The creator of a Black history archive is helping future generations learn about the many accomplishments of African Americans, past and present.
"We just lost Hank Aaron, we just lost Cicely Tyson," said Julieanna Richardson, "The Historymakers" Founder and President. "They're leaving here in rapid succession."
Richardson has made it her life's mission to make sure the accomplishments of people like Aaron and Tyson are not forgotten.
"The Historymakers" is the nation's largest African American video oral history archive.
"I want to give the Black community their place in history. And I want to make sure we leave a documentary record," she said.
"The Historymakers" is essentially a digital repository for the Black experience. Its nearly 3,400 interviews include leaders in 15 different categories, from the arts, to business, to politics, medicine, and religion.
Many of them are well-known.
Even a young Barack Obama, then a senator from Illinois, thinking about his future.

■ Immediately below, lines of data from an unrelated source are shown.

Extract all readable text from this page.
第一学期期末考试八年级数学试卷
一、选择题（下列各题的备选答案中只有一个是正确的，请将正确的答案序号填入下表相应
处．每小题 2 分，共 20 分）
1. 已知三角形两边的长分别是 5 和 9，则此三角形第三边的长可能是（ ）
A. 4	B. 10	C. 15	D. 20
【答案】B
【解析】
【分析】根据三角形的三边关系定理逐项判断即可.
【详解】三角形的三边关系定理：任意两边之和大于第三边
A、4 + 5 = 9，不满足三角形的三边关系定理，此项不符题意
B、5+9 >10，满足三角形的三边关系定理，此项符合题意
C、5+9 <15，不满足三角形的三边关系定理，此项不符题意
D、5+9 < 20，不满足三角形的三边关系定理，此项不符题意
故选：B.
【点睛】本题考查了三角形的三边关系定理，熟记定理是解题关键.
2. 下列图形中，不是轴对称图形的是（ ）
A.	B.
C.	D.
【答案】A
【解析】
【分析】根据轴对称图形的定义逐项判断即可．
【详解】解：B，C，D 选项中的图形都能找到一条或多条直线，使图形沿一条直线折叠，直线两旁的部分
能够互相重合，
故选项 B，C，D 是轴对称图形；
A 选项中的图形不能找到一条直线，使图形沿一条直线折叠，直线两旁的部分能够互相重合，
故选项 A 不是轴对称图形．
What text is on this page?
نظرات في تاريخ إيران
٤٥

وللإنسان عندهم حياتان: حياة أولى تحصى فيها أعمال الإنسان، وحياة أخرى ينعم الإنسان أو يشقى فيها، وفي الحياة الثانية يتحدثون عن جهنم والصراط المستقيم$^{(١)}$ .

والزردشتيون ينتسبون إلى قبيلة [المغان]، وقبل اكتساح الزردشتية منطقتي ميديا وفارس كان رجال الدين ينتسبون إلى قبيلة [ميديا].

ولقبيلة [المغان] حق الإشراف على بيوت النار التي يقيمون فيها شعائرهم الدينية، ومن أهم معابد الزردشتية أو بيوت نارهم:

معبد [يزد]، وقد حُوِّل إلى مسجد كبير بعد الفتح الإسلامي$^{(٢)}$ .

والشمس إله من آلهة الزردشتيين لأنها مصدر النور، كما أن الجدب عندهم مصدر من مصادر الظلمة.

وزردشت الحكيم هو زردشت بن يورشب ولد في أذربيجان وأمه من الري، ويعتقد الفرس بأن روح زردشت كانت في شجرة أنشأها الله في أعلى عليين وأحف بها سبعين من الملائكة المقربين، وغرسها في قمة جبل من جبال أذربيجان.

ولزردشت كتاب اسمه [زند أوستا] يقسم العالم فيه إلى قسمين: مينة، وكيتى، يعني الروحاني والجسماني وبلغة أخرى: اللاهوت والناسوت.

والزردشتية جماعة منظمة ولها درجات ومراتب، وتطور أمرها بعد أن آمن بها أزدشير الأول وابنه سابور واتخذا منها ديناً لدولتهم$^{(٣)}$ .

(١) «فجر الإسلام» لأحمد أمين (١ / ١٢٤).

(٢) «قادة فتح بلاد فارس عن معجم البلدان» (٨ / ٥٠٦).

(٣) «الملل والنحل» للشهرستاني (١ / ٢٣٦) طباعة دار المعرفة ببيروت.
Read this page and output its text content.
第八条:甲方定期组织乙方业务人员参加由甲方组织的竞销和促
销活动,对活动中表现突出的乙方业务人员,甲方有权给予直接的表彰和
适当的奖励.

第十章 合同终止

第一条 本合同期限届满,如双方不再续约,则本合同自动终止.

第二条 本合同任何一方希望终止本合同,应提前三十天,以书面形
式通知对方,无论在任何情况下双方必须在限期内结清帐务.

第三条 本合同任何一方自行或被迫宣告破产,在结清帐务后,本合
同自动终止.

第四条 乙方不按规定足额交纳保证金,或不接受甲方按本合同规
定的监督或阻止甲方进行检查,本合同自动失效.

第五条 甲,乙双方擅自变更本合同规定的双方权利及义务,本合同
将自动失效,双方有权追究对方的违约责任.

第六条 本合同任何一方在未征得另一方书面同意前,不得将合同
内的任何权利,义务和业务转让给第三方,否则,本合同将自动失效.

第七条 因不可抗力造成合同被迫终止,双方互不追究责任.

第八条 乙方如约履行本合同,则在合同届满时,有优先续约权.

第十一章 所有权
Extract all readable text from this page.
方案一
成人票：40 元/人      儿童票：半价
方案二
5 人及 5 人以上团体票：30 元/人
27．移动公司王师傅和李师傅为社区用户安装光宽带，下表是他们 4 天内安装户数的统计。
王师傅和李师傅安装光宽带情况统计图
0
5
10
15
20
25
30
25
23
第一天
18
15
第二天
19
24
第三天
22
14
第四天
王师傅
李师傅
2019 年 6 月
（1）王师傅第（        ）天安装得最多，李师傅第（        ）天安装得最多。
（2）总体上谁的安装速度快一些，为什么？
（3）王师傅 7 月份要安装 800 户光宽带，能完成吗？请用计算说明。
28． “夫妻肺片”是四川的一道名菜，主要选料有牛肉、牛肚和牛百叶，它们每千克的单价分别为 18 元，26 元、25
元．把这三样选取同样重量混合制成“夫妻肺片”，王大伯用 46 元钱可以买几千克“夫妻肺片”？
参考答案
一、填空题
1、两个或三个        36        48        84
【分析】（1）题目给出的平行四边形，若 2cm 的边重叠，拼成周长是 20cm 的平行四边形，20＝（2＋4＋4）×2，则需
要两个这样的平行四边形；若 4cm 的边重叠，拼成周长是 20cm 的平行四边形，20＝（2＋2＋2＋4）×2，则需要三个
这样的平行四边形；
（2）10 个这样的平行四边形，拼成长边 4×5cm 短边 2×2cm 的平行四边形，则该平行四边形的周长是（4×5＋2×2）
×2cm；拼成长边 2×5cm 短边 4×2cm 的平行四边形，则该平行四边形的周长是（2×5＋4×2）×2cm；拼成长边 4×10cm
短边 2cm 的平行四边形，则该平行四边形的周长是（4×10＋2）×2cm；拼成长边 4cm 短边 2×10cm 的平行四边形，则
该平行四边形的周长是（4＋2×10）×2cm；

"My career is still largely ahead of me as opposed to behind me," Former President Obama said in the archive.
Others were not famous at all but succeeded despite the odds.
Their stories formed the backbone, not just of Black history, but also of America's history, like chemist Sondra Akins.
"That was the way to disprove the myth of Black inferiority," Akins said.
As the list of "Historymakers" continues to grow, the hope is that the unique, first-person testimony will give future generations a more complete look at the lives and legacy of African Americans.
"We wanted to be able to show all the areas we have impacted not only U.S. society but the world," Richardson said.
"The Historymakers" one-of-a-kind collection is housed permanently at the Library of Congress.